その一

そして年末

横島と魔鈴は大掃除をしていた

横島は元々綺麗好きではないが魔鈴と一緒な為、清潔な日々を送っている

大掃除は魔鈴の異界の家と横島のアパートの両方の掃除な為、意外と大変だった

もっとも黒猫や魔法のほうきが掃除する為、横島は家具の移動など肉体労働だったが…


次の日
横島と魔鈴は美神事務所へ行っていた

理由はおキヌの様子を見る為である


「こんにちは、美神さん。 おキヌちゃん。 元気かい?」

横島と魔鈴の訪問に美神はあまりいい顔しなかったが
死津藻比女の一件で、前よりはマシになっていた

「あら、横島クンに魔鈴さんいらっしゃい。
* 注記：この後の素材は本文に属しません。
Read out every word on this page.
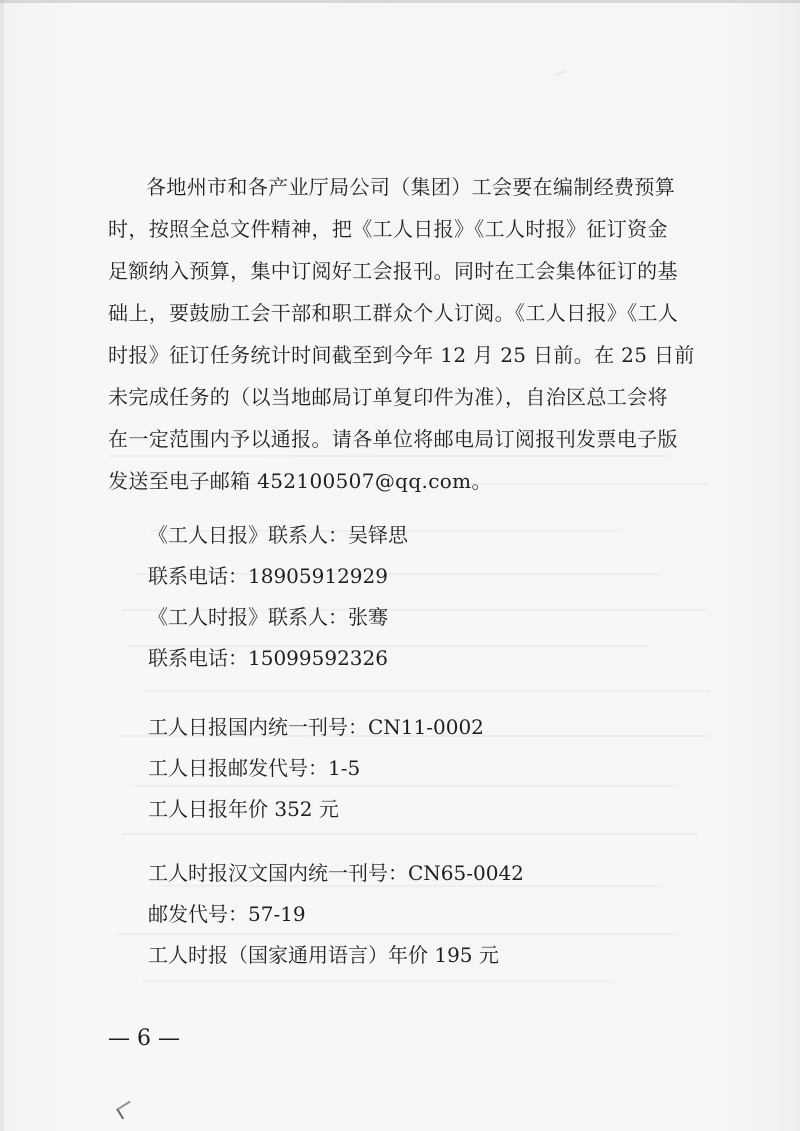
各地州市和各产业厅局公司（集团）工会要在编制经费预算
时，按照全总文件精神，把《工人日报》《工人时报》征订资金
足额纳入预算，集中订阅好工会报刊。同时在工会集体征订的基
础上，要鼓励工会干部和职工群众个人订阅。《工人日报》《工人
时报》征订任务统计时间截至到今年 12 月 25 日前。在 25 日前
未完成任务的（以当地邮局订单复印件为准），自治区总工会将
在一定范围内予以通报。请各单位将邮电局订阅报刊发票电子版
发送至电子邮箱 452100507@qq.com。
《工人日报》联系人：吴铎思
联系电话：18905912929
《工人时报》联系人：张骞
联系电话：15099592326
工人日报国内统一刊号：CN11-0002
工人日报邮发代号：1-5
工人日报年价 352 元
工人时报汉文国内统一刊号：CN65-0042
邮发代号：57-19
工人时报（国家通用语言）年价 195 元
— 6 —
」

多少トゲはあるが普通に挨拶していた


「こんにちは、横島さんと魔鈴さん」

おキヌとは死津藻比女の後、会って以来だった


「おキヌさん体の調子はどうですか?」

魔鈴が聞いた


おキヌには死津藻比女の話はしていない。

ただ記憶喪失になったことしか話してない

「ええ、記憶は戻りませんが体調は元気ですよ。 ただ幽霊はよく見るんですが……」
 
おキヌは少し暗くなり言った


「大丈夫だよ。 いずれ思い出せるからね。 でも一人で出歩いたらだめだよ。 いつ記憶戻るかわからないし、体調悪くなってもだめだからね」

横島は笑顔で優しく話した


本当の理由は
おキヌの霊体は体と完全に合っていない。 悪霊などに狙われたら危ない為である
かつての未来のような事態を避ける為である



おキヌは横島を見てると、落ち着く自分に気がついていないが、横島に会えてうれしかった

「はい、ありがとうございます。 美神さんも優しいですし毎日楽しいですよ」

おキヌが笑顔で話した


横島も魔鈴もその様子に安心した


「美神さんはおキヌちゃんには優しいからね~」

横島はふと思ったことを話した


「ちょっと横島クン? それじゃあ普段は冷たいみたいじゃない!」

美神は少し声を荒げていった


((自覚が無いのか?))

横島と魔鈴は心で突っ込んだ

横島は声に出して言わないだけ
成長したのだろう


「うふふっ 美神さん楽しそうですね~」

おキヌが笑いながら話した


「おキヌちゃんも… 私は普段から優しいわよ! それに楽しくない!」


美神は否定したがおキヌには楽しそうに見えたらしい


しばらく話をして横島と魔鈴は、おキヌの現状に安心して帰った



美神も
横島の辞めたこと、母親との再開などあったが、おキヌの存在が大きくある程度安定しているみたいだった



横島と魔鈴は
正月も2人っきりで甘い生活を過ごしていたみたいだ


そして
過去に来てから霊力や戦闘技術などの修行を続けていた

来るべきアシュタロスとの決戦まで、時間はそれほど多くない。

元々あった力を取り戻すだけな為、急速に力をつけているが、アシュタロスとの戦いを考えたら余裕など無かった

いずれ妙神山にいかないといけないだろう

だが老師との修行は魂を繋ぐため
横島達が人間でないのがバレてしまう。